The sergeant began to narrate the circumstances of the boy’s arrest. Johannes quickly interrupted.
‘Sir, I did nothing wrong!’ he said. ‘I’m innocent of all charges!’
‘Silence!’
‘It’s a misunderstanding!’
The sergeant punched Johannes in the kidneys.
Pessac held up his hand and nodded. The details really had no bearing on things. While Johannes Meyer groaned and kneeled into the pain ripping through him, Pessac dipped his quill into the inkpot. He wrote agitator into the last blank column.
Johannes managed to look up. He knew for certain now that everything was over.

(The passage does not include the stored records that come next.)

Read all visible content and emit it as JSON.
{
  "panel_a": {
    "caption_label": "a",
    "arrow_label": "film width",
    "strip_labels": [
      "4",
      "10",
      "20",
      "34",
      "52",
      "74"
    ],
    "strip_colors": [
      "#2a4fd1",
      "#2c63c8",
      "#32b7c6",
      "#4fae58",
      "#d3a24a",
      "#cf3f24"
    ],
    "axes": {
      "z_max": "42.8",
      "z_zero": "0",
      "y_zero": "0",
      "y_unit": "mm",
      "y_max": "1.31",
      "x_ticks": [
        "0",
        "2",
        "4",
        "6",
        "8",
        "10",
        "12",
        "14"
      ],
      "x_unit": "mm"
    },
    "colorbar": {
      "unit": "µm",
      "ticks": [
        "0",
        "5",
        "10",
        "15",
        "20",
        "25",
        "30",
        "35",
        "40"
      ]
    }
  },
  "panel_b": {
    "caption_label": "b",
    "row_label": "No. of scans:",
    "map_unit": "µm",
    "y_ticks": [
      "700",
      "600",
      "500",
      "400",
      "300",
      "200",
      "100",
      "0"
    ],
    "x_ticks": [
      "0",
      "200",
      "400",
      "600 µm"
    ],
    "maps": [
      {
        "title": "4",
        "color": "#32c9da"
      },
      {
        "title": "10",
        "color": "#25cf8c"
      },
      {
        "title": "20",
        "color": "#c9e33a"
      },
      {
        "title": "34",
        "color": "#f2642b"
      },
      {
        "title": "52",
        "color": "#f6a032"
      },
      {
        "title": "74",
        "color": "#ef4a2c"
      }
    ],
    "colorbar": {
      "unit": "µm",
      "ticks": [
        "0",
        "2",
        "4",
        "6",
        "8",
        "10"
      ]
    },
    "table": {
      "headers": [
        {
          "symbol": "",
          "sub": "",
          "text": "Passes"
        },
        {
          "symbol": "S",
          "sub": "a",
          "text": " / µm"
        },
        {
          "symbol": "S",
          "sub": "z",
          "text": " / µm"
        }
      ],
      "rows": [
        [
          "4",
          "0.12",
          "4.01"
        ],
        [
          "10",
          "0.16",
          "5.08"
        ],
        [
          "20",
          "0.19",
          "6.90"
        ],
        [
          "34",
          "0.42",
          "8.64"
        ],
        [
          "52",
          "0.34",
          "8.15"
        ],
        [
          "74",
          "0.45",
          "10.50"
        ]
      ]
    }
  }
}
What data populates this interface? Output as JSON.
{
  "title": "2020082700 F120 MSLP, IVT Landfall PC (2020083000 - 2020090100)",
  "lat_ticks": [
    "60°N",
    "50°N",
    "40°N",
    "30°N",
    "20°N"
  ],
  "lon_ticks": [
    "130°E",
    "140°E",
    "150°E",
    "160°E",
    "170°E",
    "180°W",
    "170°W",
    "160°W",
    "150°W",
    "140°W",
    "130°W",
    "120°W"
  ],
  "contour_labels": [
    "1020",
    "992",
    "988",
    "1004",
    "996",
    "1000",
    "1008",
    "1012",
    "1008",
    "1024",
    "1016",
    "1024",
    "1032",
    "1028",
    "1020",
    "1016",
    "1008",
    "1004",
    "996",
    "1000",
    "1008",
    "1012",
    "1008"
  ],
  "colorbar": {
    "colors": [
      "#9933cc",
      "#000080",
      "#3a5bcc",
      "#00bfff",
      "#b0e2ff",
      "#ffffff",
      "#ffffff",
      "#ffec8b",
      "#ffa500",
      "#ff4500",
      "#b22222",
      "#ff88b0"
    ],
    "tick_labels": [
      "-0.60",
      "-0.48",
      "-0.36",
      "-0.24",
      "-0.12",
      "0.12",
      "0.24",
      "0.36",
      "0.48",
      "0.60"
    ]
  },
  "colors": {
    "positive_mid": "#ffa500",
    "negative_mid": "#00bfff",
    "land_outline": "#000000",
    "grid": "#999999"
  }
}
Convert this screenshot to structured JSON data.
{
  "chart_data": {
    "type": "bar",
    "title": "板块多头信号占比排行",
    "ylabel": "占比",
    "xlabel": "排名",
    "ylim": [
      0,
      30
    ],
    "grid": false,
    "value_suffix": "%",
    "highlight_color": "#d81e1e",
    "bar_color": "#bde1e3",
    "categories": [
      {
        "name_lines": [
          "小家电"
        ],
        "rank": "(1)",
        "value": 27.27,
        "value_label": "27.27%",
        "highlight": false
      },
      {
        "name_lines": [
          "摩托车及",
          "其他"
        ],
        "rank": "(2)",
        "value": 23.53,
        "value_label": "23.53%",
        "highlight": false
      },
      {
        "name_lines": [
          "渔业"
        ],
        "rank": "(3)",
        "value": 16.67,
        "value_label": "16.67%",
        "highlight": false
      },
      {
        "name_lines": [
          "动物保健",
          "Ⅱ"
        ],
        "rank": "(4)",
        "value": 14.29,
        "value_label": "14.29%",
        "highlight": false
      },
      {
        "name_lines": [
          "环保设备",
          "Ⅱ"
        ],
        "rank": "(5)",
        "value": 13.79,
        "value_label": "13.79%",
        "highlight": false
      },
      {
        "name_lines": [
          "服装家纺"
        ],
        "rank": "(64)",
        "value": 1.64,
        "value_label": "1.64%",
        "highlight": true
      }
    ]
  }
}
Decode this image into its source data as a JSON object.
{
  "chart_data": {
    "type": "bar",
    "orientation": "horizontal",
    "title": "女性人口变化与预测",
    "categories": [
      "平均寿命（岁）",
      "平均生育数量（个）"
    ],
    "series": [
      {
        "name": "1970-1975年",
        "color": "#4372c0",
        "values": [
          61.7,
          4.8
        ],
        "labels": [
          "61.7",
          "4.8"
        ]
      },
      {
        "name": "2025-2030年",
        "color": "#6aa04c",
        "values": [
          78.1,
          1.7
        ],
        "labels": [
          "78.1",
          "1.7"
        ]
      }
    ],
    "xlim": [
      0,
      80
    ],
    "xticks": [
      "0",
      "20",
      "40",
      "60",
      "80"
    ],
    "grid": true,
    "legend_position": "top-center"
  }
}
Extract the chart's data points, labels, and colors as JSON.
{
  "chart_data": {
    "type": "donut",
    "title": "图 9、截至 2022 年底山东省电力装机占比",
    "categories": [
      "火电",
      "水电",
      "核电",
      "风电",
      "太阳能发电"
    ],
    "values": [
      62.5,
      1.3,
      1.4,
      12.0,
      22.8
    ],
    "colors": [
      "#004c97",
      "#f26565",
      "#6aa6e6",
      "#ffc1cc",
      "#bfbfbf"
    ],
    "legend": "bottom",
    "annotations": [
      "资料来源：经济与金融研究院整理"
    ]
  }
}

He wasn’t going home. The realisation came coldly and, to his surprise, with strange relief.
‘Sir, I’m sorry,’ he said. There was nothing to lose now. ‘Sir . . . I’m a deserter.’
The prison commandant frowned. ‘From where?’
‘Puttkammer Infantry Regiment, sir. Number forty. Auerstedt.’
Pessac cleared his throat, took a deep breath. Really, they wasted so much of his time. He’d have to blot out what he’d already written. Fine. He did so, and changed agitator to deserter. Then in another column he wrote 4e Régiment Étrangers. Then he waved the boy and the sergeant away.
GODS
They’d also watched Bonaparte’s victory parade, as they watched many things in the world and would always watch them, and (among others) they’d picked Johannes Meyer out. It mostly always happened like that, for no reason and at random. Probably they were bored with Bonaparte; he’d had such a good run since being plucked out of Corsica, and here was just more of the same pomp. Everyone knows the gods love a good joke, and look . . . They grinned and nodded between themselves and then pointed down at the crowd, made more random selections: him, her, her, him et cetera. Choices made, they whipped up the sticky tendrils of fate and loosed the surging winds of change (those puff-cheeked cherubs) and young Johannes Meyer felt a shiver down his back.
And then the gods took a well-deserved afternoon nap.
All that’s left for us are the incomplete maps, to conjecture and argue their scale.